Adams also wasn’t trying to acquire a goalie as he feels without a doubt that Levi can handle being a No. 1 goalie this season in the NHL after just seven professional games and that Ukko-Pekka Luukkonen can improve his game enough to be a good backup.
The other thing Adams is not only banking on but 100% believes in is that the young players will all improve and take the next step. I don’t think he’s wrong here. I think Thompson can be a 50-goal scorer year after year, I think Tuch can get you 35 to 40 goals every season. I expect Dylan Cozens will be even better than 31 goals and 68 points. I also think Cozens will improve his two-way game too. I think both Jack Quinn and JJ Peterka can be consistent 25 to 30-goal scorers in the NHL. What about Casey Mittelstadt? He went from career highs of 12 goals and 13 assists for 25 points to 15 goals and 44 assists for 59 points. How much more can the Sabres expect from this 24-year-old?
On defense, I think Rasmus Dahlin, Owen Power, and Mattias Samuelsson are just scratching the surface of how good they’ll be.
So, how realistic is it that Levi, Luukkonen, Thompson, Tuch, Cozens, Quinn, Peterka, Peyton Krebs, Dahlin, Power, and Samuelsson will all take the next step? Erik Johnson is going to be a fantastic resource for the young defensemen. If one of these players doesn’t improve, they’ll be fine, but what happens if half of them regress?
I’m just throwing this all out there wondering if this is a dangerous high-wire act. I certainly understand if you think it is, but I think the plan is sound.
I agree with Adams that with the makeup of how Levi thinks and works, he’ll be fine. As he said last season, just put him in the net, he’ll figure it out. He is arguably the best college goaltender ever being the only player to win the Mike Richter award as best college goalie twice.

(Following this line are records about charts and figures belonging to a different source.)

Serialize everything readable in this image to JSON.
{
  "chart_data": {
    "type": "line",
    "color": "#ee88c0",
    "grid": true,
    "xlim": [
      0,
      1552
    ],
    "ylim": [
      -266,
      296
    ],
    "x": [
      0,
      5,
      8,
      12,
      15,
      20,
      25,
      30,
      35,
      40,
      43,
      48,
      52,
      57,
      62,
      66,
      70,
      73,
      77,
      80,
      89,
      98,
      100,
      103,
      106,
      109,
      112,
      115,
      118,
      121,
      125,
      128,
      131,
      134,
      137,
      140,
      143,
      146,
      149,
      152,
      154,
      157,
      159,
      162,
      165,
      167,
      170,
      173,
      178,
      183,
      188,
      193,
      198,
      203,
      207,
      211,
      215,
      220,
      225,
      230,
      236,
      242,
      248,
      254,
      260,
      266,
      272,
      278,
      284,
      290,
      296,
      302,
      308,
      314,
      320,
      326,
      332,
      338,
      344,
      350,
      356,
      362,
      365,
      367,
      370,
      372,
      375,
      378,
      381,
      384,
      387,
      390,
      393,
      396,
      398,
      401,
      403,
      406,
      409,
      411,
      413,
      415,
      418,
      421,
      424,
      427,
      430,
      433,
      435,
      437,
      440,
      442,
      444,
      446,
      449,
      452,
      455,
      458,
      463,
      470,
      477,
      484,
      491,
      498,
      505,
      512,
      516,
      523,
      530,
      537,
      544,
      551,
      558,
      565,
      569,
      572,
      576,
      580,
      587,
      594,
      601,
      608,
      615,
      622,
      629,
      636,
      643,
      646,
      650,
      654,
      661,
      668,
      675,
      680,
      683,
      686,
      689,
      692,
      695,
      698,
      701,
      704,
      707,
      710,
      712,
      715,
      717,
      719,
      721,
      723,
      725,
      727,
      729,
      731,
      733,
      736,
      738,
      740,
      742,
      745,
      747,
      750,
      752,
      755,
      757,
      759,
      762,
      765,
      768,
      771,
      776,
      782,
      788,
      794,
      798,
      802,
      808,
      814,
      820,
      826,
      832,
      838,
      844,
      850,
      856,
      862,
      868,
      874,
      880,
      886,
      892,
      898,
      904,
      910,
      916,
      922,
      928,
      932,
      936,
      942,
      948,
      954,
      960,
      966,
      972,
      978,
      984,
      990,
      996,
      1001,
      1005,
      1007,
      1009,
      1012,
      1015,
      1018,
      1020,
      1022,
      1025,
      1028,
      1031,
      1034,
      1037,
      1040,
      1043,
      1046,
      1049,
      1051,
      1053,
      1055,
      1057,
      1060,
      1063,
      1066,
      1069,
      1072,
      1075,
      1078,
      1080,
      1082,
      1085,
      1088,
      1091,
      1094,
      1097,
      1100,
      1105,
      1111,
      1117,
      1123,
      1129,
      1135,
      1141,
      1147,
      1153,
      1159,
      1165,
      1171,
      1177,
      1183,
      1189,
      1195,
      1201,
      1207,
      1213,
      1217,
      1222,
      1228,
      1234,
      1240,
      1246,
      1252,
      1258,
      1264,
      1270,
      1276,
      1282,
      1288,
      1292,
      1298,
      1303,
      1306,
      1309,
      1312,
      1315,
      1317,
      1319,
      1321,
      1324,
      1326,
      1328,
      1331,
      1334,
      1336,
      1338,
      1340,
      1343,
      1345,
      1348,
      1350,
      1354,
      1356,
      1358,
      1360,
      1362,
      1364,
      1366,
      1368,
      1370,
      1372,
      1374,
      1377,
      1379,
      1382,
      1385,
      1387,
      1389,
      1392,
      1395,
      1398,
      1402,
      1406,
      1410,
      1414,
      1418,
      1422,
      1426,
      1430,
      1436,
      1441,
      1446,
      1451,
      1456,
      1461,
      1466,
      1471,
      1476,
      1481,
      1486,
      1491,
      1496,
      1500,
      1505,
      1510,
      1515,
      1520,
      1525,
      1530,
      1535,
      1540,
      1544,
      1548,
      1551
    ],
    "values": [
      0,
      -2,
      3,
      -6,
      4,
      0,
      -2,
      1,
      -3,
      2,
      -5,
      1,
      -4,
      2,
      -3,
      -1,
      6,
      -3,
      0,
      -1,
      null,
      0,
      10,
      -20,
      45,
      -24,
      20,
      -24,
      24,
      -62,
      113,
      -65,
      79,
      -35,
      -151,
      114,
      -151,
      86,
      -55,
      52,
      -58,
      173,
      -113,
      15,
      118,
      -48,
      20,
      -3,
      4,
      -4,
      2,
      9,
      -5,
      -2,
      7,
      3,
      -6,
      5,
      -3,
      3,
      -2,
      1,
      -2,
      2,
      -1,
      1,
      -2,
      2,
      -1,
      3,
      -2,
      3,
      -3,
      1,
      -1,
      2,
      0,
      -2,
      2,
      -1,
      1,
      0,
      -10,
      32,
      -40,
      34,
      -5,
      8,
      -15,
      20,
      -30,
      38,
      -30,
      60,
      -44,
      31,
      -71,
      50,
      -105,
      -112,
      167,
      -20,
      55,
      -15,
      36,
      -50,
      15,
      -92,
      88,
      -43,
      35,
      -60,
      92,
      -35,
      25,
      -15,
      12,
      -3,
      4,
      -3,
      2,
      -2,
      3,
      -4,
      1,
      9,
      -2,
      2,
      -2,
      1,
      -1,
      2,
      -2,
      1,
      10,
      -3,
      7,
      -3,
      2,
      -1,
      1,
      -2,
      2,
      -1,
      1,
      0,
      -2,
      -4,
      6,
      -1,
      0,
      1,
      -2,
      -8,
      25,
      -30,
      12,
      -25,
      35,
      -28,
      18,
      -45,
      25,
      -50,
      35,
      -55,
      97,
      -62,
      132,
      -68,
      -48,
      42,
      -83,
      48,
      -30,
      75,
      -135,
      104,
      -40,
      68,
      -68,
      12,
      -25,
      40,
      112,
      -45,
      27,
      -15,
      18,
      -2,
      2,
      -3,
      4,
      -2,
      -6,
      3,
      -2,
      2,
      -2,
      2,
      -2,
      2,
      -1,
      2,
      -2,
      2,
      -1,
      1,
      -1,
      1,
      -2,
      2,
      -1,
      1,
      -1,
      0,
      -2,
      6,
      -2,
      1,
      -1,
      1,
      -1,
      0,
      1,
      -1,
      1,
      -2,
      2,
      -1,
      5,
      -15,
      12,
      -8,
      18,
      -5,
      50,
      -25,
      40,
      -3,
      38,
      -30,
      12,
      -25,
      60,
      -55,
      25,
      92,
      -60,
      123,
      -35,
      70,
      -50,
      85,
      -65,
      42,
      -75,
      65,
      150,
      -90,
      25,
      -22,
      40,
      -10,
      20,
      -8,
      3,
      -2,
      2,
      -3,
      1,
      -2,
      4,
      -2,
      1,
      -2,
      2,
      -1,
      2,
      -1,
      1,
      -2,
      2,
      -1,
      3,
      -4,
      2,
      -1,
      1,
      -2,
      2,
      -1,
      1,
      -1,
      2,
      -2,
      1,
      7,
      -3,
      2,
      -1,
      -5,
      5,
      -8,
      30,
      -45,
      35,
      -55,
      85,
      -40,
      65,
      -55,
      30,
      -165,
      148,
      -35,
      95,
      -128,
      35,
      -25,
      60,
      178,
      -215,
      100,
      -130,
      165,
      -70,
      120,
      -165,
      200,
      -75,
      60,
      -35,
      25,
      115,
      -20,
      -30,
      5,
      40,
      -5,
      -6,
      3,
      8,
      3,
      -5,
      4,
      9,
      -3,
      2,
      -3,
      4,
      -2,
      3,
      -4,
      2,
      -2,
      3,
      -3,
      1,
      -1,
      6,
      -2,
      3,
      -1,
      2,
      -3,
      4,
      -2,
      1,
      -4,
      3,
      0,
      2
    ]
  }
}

Levi only played for two years at Northeastern.
Luukkonen is a hard worker. When he got red hot and went 12-3-1 he put up great numbers and was making the big saves at the big times to win hockey games that all went away after Feb. 1 and he needs to find that consistency. In 12 games after Feb. 1, Luukkonen was 4-5-2 with a 4.23 goals against and a .876 save percentage. Without that improvement, the Sabres will be in trouble in the net.

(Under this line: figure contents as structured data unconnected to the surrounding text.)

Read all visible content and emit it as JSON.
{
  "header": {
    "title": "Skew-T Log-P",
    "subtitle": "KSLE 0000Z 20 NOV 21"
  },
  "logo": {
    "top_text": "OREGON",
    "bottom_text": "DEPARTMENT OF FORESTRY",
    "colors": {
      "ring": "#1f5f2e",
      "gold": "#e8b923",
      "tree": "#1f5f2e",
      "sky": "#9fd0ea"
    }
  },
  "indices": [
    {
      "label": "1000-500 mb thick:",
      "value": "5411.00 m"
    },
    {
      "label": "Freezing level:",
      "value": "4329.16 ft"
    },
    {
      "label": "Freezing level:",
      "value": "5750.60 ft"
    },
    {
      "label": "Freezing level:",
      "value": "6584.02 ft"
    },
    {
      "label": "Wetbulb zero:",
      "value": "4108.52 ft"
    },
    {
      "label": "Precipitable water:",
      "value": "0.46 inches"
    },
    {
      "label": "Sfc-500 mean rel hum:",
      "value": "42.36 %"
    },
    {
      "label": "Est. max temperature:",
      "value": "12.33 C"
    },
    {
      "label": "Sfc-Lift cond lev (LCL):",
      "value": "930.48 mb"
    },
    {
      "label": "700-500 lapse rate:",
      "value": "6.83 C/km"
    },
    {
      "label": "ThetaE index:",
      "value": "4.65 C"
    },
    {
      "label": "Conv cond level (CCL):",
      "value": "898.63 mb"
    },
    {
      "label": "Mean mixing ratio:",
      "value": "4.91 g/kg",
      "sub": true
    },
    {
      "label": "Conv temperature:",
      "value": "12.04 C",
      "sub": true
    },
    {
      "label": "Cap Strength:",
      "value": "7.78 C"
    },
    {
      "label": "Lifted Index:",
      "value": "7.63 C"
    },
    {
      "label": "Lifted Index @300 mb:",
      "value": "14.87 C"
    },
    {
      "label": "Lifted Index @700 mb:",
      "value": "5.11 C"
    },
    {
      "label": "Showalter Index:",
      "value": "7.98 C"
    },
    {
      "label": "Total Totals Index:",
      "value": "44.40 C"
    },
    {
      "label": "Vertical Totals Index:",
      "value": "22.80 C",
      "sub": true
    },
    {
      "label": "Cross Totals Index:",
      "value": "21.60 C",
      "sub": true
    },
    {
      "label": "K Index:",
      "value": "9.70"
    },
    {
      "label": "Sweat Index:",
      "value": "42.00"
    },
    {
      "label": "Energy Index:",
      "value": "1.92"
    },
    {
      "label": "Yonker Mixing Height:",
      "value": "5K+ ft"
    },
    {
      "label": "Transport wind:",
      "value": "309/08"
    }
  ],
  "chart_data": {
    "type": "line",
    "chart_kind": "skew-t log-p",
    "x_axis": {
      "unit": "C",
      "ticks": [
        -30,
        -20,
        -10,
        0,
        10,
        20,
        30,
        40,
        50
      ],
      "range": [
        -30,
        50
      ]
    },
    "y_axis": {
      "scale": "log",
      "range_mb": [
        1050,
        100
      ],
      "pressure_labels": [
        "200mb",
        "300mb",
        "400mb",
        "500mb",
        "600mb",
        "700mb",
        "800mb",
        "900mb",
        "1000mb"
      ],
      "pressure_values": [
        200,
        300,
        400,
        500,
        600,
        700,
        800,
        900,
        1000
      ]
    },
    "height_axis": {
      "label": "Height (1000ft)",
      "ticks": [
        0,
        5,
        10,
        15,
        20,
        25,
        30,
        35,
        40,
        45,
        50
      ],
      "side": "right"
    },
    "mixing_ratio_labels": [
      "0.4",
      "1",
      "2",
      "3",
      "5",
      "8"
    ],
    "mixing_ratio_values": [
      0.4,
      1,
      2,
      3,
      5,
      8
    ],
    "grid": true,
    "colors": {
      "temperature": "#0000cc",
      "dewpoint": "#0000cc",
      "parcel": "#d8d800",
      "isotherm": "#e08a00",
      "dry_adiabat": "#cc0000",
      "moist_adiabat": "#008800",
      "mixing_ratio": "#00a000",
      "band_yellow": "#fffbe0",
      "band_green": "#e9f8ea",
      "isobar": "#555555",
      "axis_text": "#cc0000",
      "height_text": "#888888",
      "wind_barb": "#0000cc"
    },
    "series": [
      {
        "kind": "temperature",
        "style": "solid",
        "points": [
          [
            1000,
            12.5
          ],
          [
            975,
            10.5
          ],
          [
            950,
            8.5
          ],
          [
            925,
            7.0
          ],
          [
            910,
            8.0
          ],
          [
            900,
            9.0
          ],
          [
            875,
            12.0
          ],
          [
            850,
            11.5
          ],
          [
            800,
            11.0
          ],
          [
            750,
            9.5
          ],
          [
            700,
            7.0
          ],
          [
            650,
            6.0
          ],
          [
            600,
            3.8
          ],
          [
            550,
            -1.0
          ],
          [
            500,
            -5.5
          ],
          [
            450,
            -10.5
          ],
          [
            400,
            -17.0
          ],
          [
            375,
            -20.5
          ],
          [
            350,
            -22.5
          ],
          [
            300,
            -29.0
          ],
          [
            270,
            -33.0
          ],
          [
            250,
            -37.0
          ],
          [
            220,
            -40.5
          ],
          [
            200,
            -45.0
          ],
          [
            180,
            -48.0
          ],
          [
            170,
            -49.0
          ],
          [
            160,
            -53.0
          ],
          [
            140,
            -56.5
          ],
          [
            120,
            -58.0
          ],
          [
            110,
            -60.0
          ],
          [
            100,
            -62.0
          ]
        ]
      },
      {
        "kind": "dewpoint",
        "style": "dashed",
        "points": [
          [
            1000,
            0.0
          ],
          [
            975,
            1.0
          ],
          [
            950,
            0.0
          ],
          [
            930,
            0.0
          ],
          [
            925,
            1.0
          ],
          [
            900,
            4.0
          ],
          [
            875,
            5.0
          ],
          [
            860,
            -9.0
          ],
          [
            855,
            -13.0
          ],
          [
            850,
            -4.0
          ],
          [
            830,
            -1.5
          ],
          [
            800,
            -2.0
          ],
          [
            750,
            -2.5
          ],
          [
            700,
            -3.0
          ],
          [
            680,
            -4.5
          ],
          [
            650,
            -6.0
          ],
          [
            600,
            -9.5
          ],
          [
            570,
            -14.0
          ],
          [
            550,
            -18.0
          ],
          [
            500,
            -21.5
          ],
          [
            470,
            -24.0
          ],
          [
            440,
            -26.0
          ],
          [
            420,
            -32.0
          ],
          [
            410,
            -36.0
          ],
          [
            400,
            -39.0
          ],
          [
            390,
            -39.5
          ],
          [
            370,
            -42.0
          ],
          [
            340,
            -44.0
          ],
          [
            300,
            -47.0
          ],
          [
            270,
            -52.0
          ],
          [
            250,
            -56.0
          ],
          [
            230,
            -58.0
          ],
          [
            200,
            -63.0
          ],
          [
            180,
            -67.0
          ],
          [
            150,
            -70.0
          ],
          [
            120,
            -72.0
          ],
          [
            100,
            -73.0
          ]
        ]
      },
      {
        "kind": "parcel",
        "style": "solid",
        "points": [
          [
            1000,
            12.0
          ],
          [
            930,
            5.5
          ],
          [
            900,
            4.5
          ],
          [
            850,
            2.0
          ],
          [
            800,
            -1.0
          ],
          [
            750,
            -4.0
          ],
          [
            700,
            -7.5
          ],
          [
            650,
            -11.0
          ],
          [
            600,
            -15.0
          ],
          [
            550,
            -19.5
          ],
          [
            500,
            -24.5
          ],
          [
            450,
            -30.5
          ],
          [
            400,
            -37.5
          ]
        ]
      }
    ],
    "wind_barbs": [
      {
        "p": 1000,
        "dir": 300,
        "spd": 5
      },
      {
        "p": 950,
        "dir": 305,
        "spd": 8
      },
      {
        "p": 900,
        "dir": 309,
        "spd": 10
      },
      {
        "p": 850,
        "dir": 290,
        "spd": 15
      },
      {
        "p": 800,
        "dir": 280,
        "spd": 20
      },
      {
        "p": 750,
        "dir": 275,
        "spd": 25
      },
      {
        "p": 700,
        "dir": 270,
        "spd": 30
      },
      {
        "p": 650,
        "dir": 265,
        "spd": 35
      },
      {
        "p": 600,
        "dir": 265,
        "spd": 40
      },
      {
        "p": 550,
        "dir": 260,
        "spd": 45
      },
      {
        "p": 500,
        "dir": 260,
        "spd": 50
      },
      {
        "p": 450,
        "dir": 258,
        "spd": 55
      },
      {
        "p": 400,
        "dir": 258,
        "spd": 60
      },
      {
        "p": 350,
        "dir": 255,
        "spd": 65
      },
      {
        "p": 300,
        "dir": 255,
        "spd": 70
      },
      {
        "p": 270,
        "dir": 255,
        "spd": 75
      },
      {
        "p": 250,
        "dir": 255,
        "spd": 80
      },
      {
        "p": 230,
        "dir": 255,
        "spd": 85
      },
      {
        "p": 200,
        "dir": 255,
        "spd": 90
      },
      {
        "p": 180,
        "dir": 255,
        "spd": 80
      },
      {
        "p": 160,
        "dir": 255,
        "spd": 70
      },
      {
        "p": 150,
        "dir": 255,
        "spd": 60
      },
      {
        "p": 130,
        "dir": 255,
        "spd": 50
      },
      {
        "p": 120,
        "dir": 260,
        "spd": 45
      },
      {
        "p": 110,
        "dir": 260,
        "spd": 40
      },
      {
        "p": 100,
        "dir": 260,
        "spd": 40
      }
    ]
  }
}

I look at those forward and I think to myself, which one of them isn’t going to improve? I think they all will and I don’t think Jeff Skinner is done either. The question is can he put together 47 assists again to go with 35 goals?
So, there are no guarantees in life or professional sports. This could all go terribly wrong and then the Sabres will again be looking for a new GM and coach, but in my opinion, I think the plan is solid.